Per quattro anni la rabbia studentesca tornò ad affiorare con ondate di protesta sporadiche, fino a essere soffocata nel luglio del 2003. Pochi si sarebbero aspettati che tre anni più tardi sarebbe tornata a farsi sentire, in proporzioni più limitate ma sicuramente significative, in considerazione della dura reazione delle autorità. Dopo il primo episodio, durante la visita di Ahmadinejad all'Amir Kabir, un'altra serie di manifestazioni si è avuta nell'autunno scorso. La più importante il 9 dicembre, con la partecipazione di 1.500 studenti. Decine, anche questa volta, i giovani finiti in carcere, molti dei quali hanno denunciato di essere stati torturati. «Eppure - afferma Shirin Ebadi, avvocatessa Premio Nobel per la pace - le proteste continuano, come quelle delle femministe e dei lavoratori».
Proteste nelle quali hanno continuato ad apparire le fotografie di tre studenti dell'Amir Kabir: Ehsan Mansuri, Majid Tavakkoli e Ahmad Ghassaban, in carcere dal maggio del 2007 e condannati a pene tra i 22 e i 30 mesi di reclusione per alcuni articoli apparsi su riviste universitarie di cui erano responsabili, giudicate offensive dell'Islam. Intanto si sono avute altre morti in carcere. Ebrahim Lotfollahi, uno studente di 27 anni, è deceduto nel gennaio scorso in una prigione dove era sottoposto a interrogatori da parte dei servizi di Intelligence, nella città curda di Sanandaj. Un altro attivista di 25 anni, Kaveh Azizpur, in carcere da due anni, è morto nei giorni scorsi dopo essere stato ricoverato in ospedale, ufficialmente per una crisi cardiaca. Nell'autunno scorso Zahra Bani-Ameri, una dottoressa di 27 anni, era morta in una stazione di polizia ad Hamadan, dove era stata rinchiusa dagli agenti per la morale islamica perché sorpresa in un parco in compagnia di un ragazzo. Ma, qua e là, continuano le proteste dei giovani. Diciassette studenti dell'università Sahand di Tabriz, nel nord-ovest dell'Iran, sono stati ricoverati in ospedale in aprile per le conseguenze di uno sciopero della fame.

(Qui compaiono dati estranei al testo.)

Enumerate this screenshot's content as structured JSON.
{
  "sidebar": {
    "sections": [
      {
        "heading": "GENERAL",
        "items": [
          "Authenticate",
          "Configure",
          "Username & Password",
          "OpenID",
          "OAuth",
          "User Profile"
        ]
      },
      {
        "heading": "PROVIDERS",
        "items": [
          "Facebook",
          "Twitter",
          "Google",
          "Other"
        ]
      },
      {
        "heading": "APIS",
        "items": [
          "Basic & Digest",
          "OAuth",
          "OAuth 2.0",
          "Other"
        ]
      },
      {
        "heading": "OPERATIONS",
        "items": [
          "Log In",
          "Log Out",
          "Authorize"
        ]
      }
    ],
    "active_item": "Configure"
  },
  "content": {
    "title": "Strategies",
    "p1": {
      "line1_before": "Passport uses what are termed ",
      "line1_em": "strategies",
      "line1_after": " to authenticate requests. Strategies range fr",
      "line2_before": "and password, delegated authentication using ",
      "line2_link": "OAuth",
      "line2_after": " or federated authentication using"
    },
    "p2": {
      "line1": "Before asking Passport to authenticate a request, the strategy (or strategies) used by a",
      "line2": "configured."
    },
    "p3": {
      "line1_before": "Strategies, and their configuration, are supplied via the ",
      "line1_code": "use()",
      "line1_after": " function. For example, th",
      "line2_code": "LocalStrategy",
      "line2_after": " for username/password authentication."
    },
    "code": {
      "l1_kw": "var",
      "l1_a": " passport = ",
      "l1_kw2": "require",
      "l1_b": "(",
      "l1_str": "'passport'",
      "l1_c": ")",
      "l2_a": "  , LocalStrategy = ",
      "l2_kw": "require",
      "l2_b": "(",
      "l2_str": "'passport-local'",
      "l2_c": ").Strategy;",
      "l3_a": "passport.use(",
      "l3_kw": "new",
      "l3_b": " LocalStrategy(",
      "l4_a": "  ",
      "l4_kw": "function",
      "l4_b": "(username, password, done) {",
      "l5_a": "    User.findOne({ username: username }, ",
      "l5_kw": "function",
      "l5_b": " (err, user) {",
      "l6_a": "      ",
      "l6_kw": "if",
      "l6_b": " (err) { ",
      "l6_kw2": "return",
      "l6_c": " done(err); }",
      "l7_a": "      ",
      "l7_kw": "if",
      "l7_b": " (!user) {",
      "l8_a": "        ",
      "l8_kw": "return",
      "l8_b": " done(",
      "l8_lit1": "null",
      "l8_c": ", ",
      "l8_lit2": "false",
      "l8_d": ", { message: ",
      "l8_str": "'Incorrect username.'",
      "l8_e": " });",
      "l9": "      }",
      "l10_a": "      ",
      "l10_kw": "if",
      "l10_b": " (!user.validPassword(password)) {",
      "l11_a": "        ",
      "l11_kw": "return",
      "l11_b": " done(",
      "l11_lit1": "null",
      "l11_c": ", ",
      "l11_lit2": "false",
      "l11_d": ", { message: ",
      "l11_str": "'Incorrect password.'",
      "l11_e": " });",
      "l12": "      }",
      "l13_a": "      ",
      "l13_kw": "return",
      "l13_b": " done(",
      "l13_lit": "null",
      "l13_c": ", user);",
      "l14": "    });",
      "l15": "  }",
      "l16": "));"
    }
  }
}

Da La STAMPA, un articolo sui rapporti commerciali tra Italia e Iran:

Se non avrà un faccia-a-faccia col Papa, non varcherà il portone di Palazzo Chigi e nemmeno i cancelli della Sapienza. Nell’occhio del ciclone per le sue ambizioni atomico-nazionaliste oltre che per l’odio verso Israele, Ahmadinejad viene a Roma per un difficile rilancio, usando il meeting dei capi di Stato alla Fao come una vetrina internazionale. Lo fa a ragion veduta: i rapporti economici con l’Italia sono fortissimi. Nell’energia l’Italia arriva a Teheran con Enrico Mattei e l’Eni nel 1957. Seguono le banche, oggi essenzialmente Bnl, Intesa e Mediobanca, spesso in credito per cifre vertiginose con lo stato iraniano (1,5 miliardi di dollari solo per Intesa nel 2003). E imprese, tante imprese che vendono macchinari come prodotti alimentari. Terzo partner commerciale dell’Iran, l’Italia, e con una quantità sterminata di joint-venture anche finanziarie.
Un interscambio cresciuto a due cifre per anni e anni, anche dopo la rivoluzione che impose il capitale misto alle aziende, poichè lo stato a Teheran ha la forma di una gigantesca e pervasiva Iri, nelle mani essenzialmente delle frange più conservatrici. Un quadro di rapporti economici che non può certo essere messo a repentaglio dai rapporti politici. Come sanno bene i tedeschi: falchi del gruppo «5+1» contro il nucleare iraniano, ma giusto ieri hanno aperto una banca a Teheran, e di quelle con sportelli al pubblico.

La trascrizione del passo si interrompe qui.